Çocuklarının dağa kaçırılmasından HDP'yi sorumlu tutan Diyarbakır annelerinin 3 Eylül 2019'da başlattığı oturma eylemi 1459'uncu gününde devam ediyor.
Evlat nöbeti tutan ailelerin sayısı yurdun dört bir yanından gelenlerin de katılımıyla 364'e yükseldi. Büyük bir dayanışma ve kararlılıkla sürdürülen oturma eylemi sayesinde bugüne kadar 45 aile evladına kavuştu.
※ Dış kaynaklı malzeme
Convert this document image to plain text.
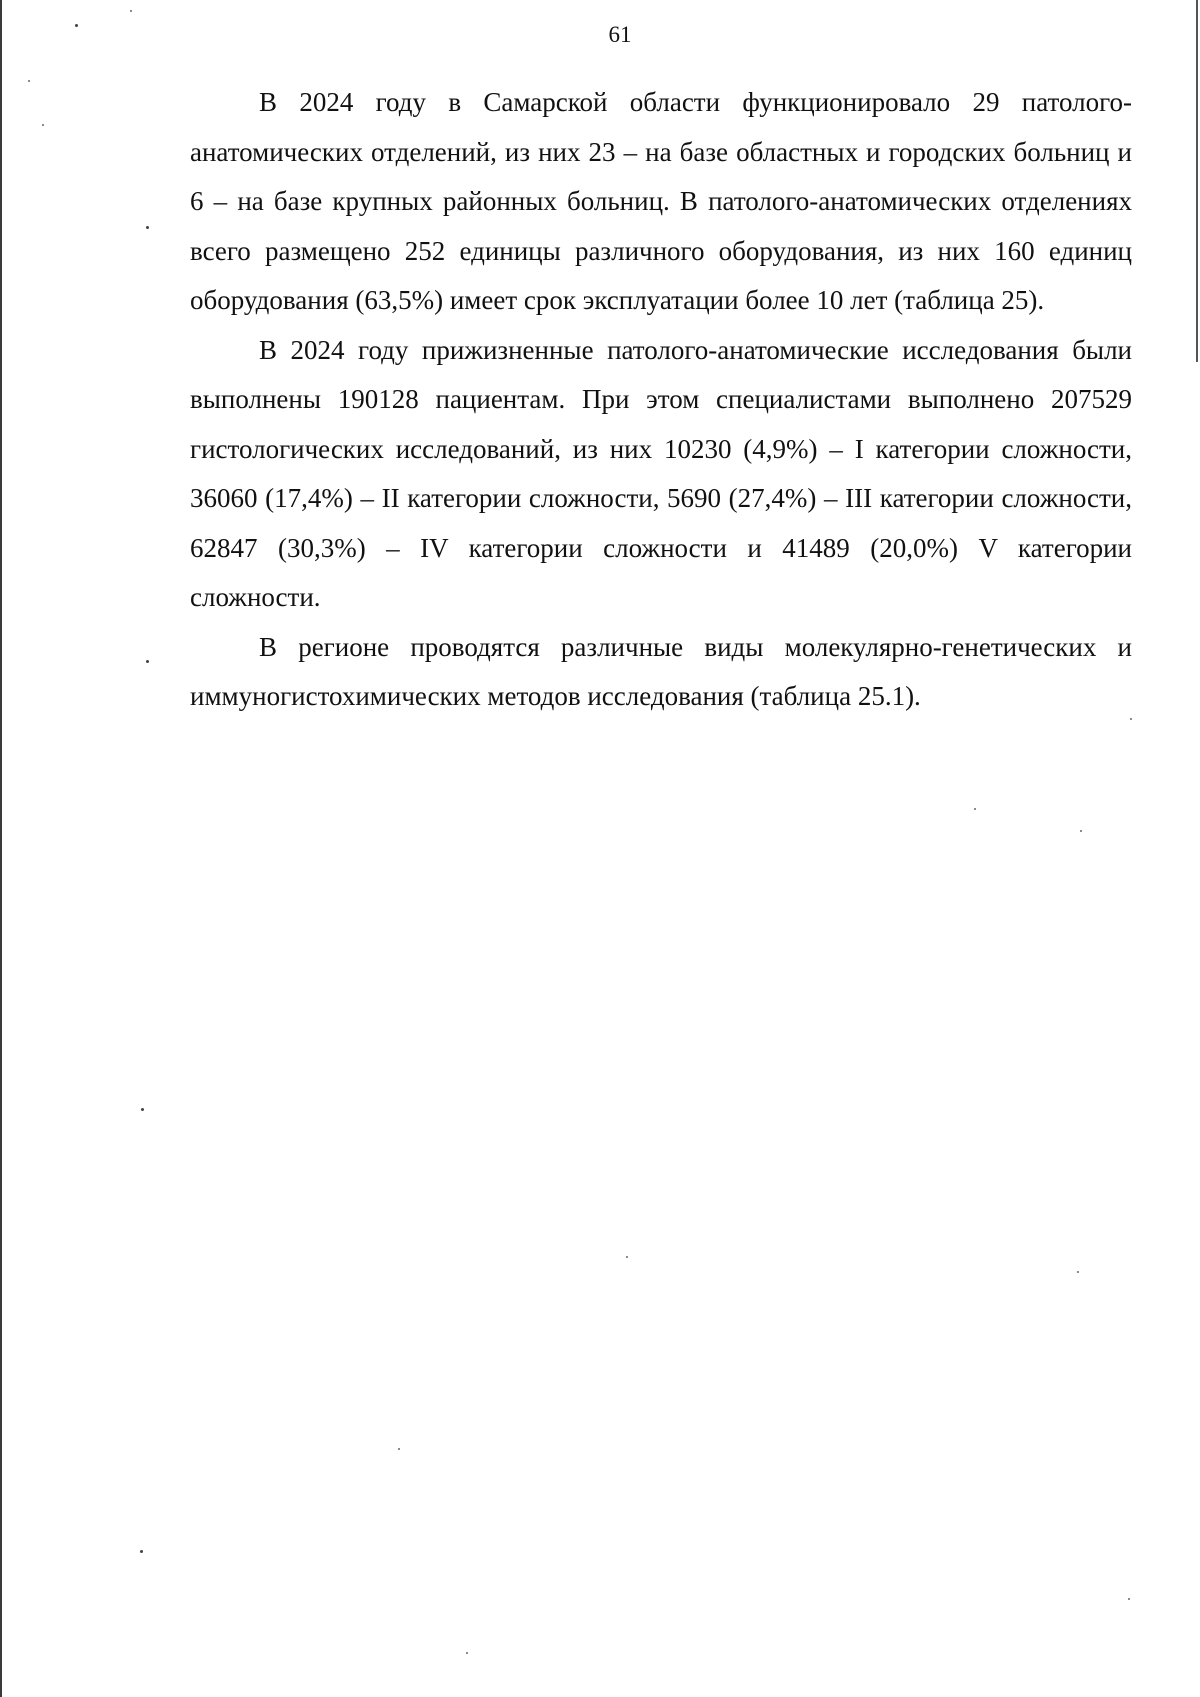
61

В 2024 году в Самарской области функционировало 29 патолого-анатомических отделений, из них 23 – на базе областных и городских больниц и 6 – на базе крупных районных больниц. В патолого-анатомических отделениях всего размещено 252 единицы различного оборудования, из них 160 единиц оборудования (63,5%) имеет срок эксплуатации более 10 лет (таблица 25).

В 2024 году прижизненные патолого-анатомические исследования были выполнены 190128 пациентам. При этом специалистами выполнено 207529 гистологических исследований, из них 10230 (4,9%) – I категории сложности, 36060 (17,4%) – II категории сложности, 5690 (27,4%) – III категории сложности, 62847 (30,3%) – IV категории сложности и 41489 (20,0%) V категории сложности.

В регионе проводятся различные виды молекулярно-генетических и иммуногистохимических методов исследования (таблица 25.1).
Yaz kış, sıcak soğuk, bayram, salgın demeden evlat nöbetini aralıksız sürdüren annelerin, bu zorlu süreçteki en büyük destekçisi babalar oldu. Eşleriyle ya da tek başına her gün çadıra gelen babalar, Diyarbakır anneleriyle omuz omuza evlat mücadelesini sürdürüyor.
Annelerle beraber ellerinden çocuklarının fotoğrafını düşürmeyen babalar, 3 Eylül 2023'te 5. yılına girecek evlat nöbetini çocuklarına kavuşuncaya kadar sürdürmekte kararlı.
"Evladımı istiyorum"
Diyarbakır'dan 8 yıl önce 15 yaşında dağa kaçırılan oğlu Özkan için evlat nöbetinde yer alan Süleyman Aydın, oğluna kavuşmak için yıllardır mücadele ettiğini belirtti.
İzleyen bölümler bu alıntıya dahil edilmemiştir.